I am less attached than a lot of people I meet. Good and bad don’t even come into play. It allows me to travel as I will, with unprecedented possibilities ahead of me. It also means that I am alone, if not lonely. I need social contact, but I get enough from teaching that I don’t need to seek out a large number of friends. But it also means that I don’t always connect to people like I want to, that possibilities of friendship don’t even occur to me until too late.

It’s not hard to make friends, but I would rather be alone than with the wrong people. Unfortunately, that mind set also makes it less likely that I would reach out and try to connect. Our habits often create our future. The choices we forgot that we are making, and the ones we never realized we made, are our blessing and our curse.

I have been practicing the basics in kung fu, learning the simplest of the animal forms. They are not even really forms at this point, no more than three or four movements before repetition. The thing is, they are harder than many of the more complicated forms I know. It’s something about my mind, that when it has less to focus on it still uses the same brain power. A complicated form is filled with mistakes I never see, but a basic form takes so little that I can see every flaw.

When practicing a long form, there is some part of me that knows it’s long, and I have to convince that demon that it is not. Sloth has always been my major weakness. The longer it goes, the more it falls apart, and the less I care. Pain distracts me, so I can only focus on one correction at a time. Once with speed. Once with flow. Once with perfect hands or perfect feet. It’s like trying to change how you walk, it takes years of effort to get your body to follow directions without a leash.
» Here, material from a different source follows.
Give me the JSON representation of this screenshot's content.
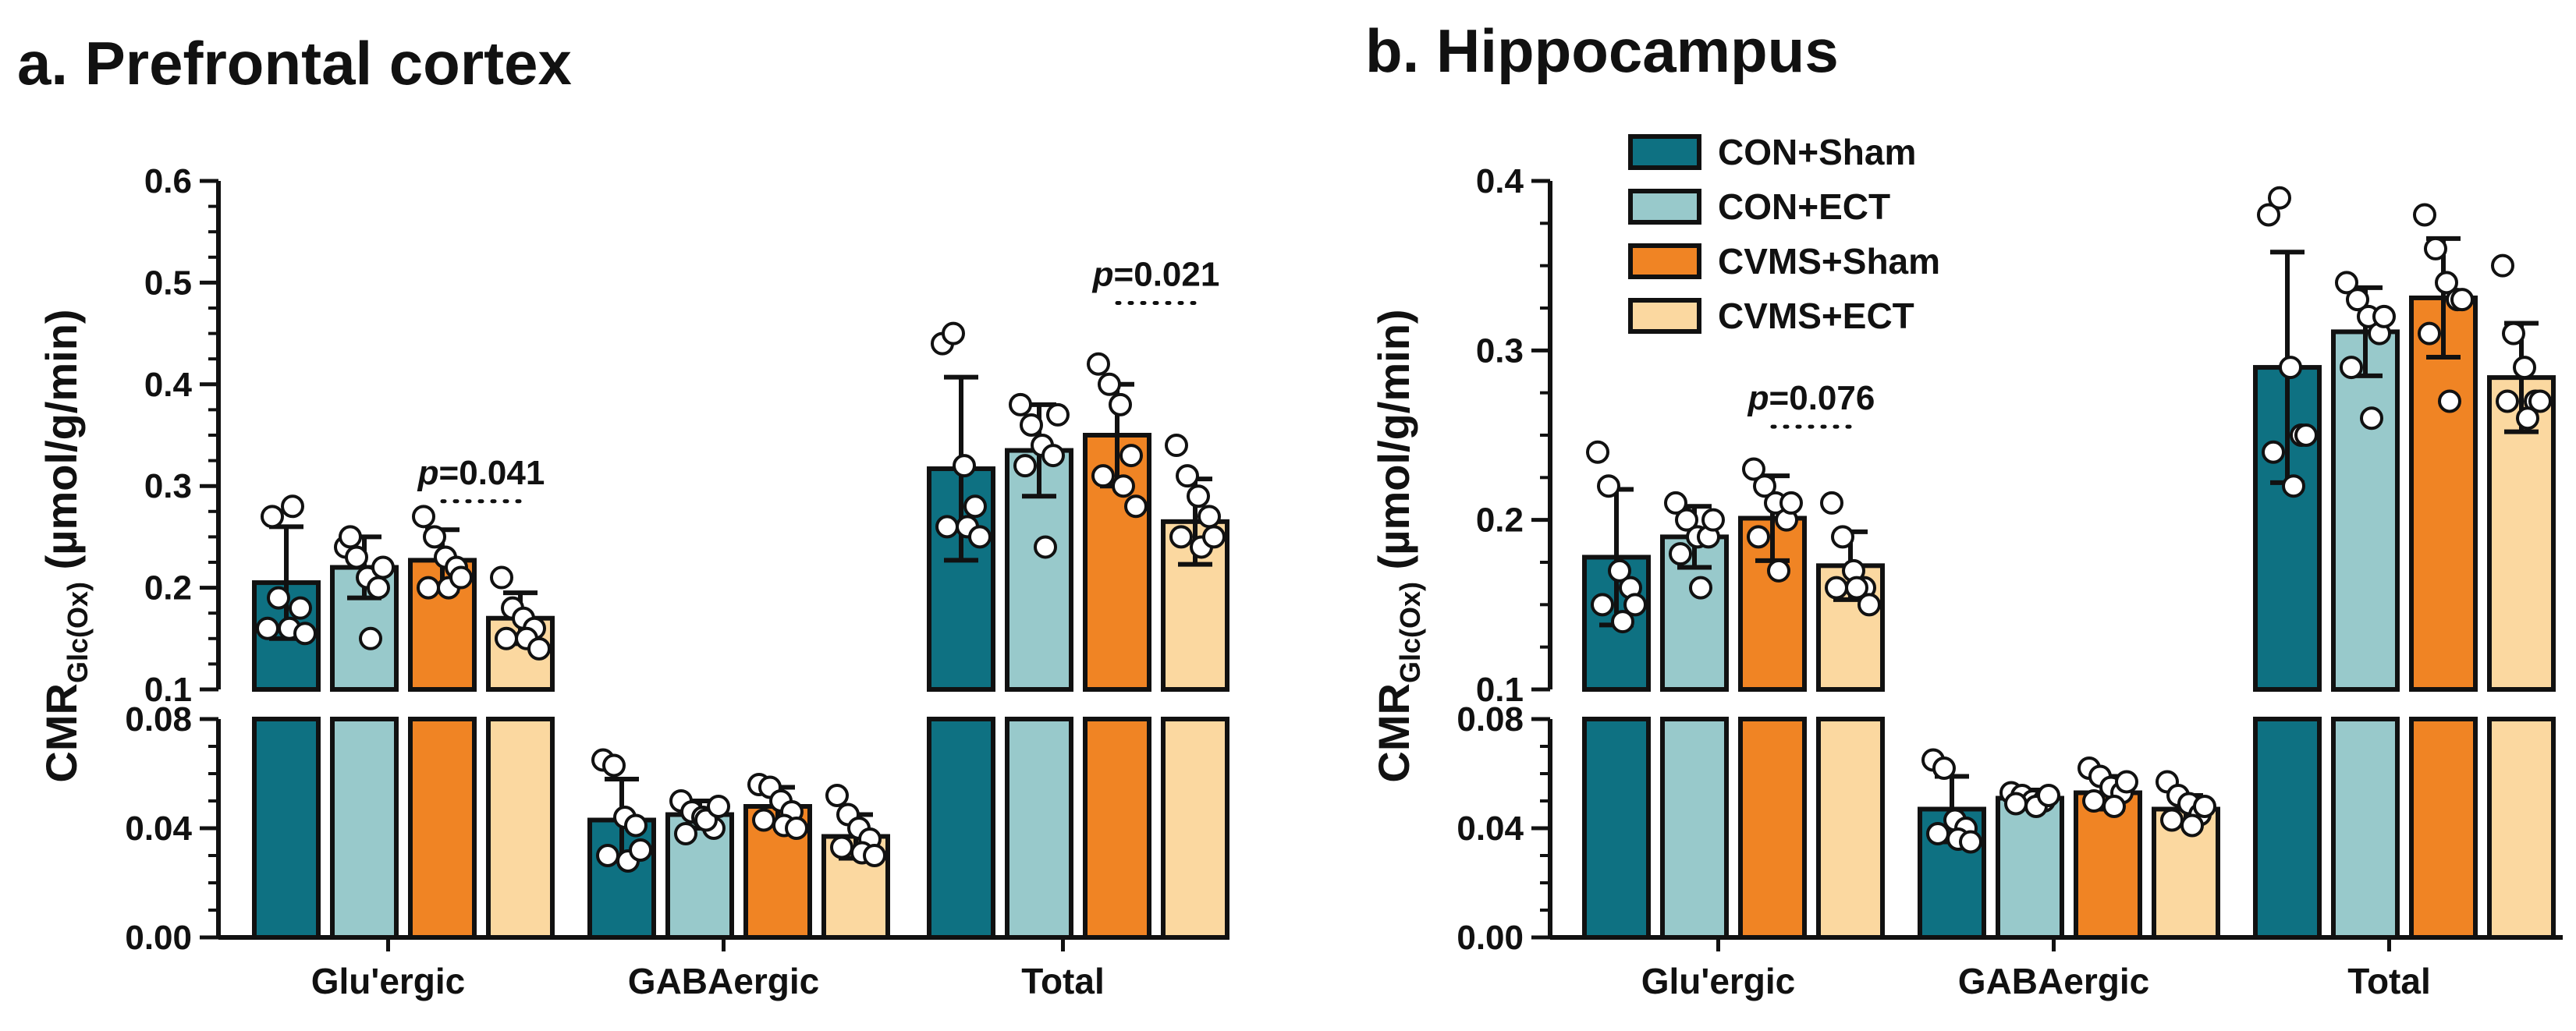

I think that’s why I always liked Buddhism, the simplicity that allows me to focus on a single movement. A single question or thought can take years to unravel. I can shift between what arises on a given day. Now, it’s anxiety. I don’t know how hard it will be to get into the Peace Corps, or how difficult it will be to jump through all the hoops.

I constantly have to watch my behavior to find how it affects me, and why I react the way I do. Patience fades, it becomes easier to yell than to fix a problem, and I find time slipping away from me. Small things, but adjusting a lifetime of bad habits is never easy. I’m thankful for my pain, and for my stress. It’s not easy, but it’s the best path I have found in my life so far.